The AI industry has a troubling power dynamic where companies use an abundance of limited resources and mistreat people with little consequence. Even if you believe you’re using GenAI responsibly, the development and systematic applications of AI remain fundamentally unjust and dangerous. Unless we mandate accountability and transparency through legislation, we remain oblivious.
I’m privileged to stand against AI. In the humanities, AI-generated content is deeply frowned upon. As an English major, I believe AI models treat language like a watered-down commodity, instead of spotlighting how the written word informs and transforms us in hyper-specific ways.
Others expect hires to understand AI. The Yale Budget Lab noted some fields are more subject to high usage, like computing and administrative work. Students in my justice class shared that companies they interned for pressured employees to use GenAI. There’s a cruel paradox in feeling AI is forced upon us while simultaneously thinking we need it for “survival.” My dad worries that I’m falling behind by not using AI to my advantage. Yet, he avoids his company’s AI tools, feeling like they’d ultimately replace him.
The stakes are high enough to consider thinking beyond reform. GenAI trains us to choose convenience. Offloading even innocuous tasks is still surrendering agency. Do we need chatbots, or are we victims of industry-manufactured hype? What do we sacrifice when giving in?
In my justice class, I learned about Catholic social teaching on universal justice. Even as a Protestant, I found its themes luminous: affirming human life as sacred, dignity for workers, calling for community, stewarding God’s creation, advocating for the vulnerable, upholding rights, and fostering solidarity.
As University President Rev. William P. Leahy, S.J., wrote in his President’s Message, BC students should consider how they will be “shaping the future with vision, justice, and charity” and have “concern for all of the human family.” We’re expected to approach ethics with regard for the world we’ve already inherited.
AI is not the only corrupt industry, but the imperative is recognizing AI as a justice issue with which the public is concerned. Otherwise, we’re perpetuating a one-sided narrative and acting solely based on potential personal gain.
Our futures will be affected by systematic applications of AI. AI supercharges surveillance, and ICE increasingly relies on controversial AI facial-recognition and phone-hacking software. At home and abroad, military interest in AI demonstrates a shocking willingness to endanger lives unnecessarily.

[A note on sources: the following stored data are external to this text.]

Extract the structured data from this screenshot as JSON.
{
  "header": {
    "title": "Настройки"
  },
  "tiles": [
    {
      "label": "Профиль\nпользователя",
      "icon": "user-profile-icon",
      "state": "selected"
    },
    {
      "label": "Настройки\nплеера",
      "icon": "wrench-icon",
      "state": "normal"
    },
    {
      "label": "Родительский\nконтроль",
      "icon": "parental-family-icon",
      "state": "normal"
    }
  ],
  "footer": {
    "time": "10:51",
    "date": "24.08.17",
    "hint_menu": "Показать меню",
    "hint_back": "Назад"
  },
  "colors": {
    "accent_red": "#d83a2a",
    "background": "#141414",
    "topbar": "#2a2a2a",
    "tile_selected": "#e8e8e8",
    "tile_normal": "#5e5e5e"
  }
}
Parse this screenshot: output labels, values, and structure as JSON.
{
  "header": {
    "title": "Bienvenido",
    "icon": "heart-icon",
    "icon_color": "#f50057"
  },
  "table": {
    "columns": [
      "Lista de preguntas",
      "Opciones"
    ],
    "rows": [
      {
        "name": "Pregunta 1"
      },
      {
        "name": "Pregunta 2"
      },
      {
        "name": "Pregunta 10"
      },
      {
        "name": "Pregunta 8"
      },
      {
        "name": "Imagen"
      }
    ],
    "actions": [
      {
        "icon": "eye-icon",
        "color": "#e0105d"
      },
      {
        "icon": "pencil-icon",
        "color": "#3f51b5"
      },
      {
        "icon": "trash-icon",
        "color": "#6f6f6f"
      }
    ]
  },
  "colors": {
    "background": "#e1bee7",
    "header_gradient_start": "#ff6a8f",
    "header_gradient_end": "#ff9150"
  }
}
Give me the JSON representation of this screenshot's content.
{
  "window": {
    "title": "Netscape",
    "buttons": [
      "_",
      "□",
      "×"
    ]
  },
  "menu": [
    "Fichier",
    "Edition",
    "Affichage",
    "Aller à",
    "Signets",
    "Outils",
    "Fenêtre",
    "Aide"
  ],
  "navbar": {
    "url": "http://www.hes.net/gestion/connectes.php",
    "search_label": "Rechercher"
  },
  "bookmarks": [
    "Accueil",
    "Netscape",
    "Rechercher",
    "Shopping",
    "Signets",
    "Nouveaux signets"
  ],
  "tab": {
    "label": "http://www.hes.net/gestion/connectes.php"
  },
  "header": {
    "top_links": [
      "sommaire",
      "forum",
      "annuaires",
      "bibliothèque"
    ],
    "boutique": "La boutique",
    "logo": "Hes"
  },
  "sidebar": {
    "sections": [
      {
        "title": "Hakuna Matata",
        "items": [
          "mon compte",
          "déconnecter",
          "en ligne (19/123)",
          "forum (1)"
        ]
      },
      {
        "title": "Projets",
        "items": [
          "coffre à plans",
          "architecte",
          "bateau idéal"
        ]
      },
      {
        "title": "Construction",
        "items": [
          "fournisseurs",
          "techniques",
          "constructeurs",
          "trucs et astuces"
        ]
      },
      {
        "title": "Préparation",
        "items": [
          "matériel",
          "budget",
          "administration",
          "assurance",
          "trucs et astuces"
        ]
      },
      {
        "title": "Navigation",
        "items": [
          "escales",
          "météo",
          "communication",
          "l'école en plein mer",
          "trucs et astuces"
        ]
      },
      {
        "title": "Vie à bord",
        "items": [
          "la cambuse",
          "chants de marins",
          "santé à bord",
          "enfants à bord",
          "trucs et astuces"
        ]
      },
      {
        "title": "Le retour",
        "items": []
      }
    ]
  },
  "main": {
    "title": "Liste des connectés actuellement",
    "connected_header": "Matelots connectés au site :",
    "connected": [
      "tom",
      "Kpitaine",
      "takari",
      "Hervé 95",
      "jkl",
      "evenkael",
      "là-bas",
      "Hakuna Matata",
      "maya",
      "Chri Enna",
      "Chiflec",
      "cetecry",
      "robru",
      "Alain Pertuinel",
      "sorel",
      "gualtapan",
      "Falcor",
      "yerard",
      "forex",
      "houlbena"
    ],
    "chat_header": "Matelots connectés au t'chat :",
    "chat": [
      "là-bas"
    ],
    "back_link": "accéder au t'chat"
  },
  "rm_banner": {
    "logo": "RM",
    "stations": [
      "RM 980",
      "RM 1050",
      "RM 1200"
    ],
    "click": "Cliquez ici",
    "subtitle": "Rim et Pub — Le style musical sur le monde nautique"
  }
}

Though systemic change is most crucial to resolving injustices, each person has the power to opt in or out. Large-scale change never gains traction unless we shift the conversation.
If you often query ChatGPT, its ubiquity and quick turnaround make it hard to stop, even if you experience cognitive dissonance. Increased individual AI usage is a reaction to our culture’s insistence that we need it for everything. Is it because of perfectionism, procrastination, or disconnection? No chatbot fixes root problems. Messiness and uncertainty are expected in college—so are sustained attention and curiosity.
As global citizens, we must understand how excessive GenAI usage renders us less critical of profit-obsessed corporations and less caring toward the disempowered. As an intellectual community, we should look past thought-terminating clichés, like the “efficiency” mantra. It would be an injustice if we didn’t.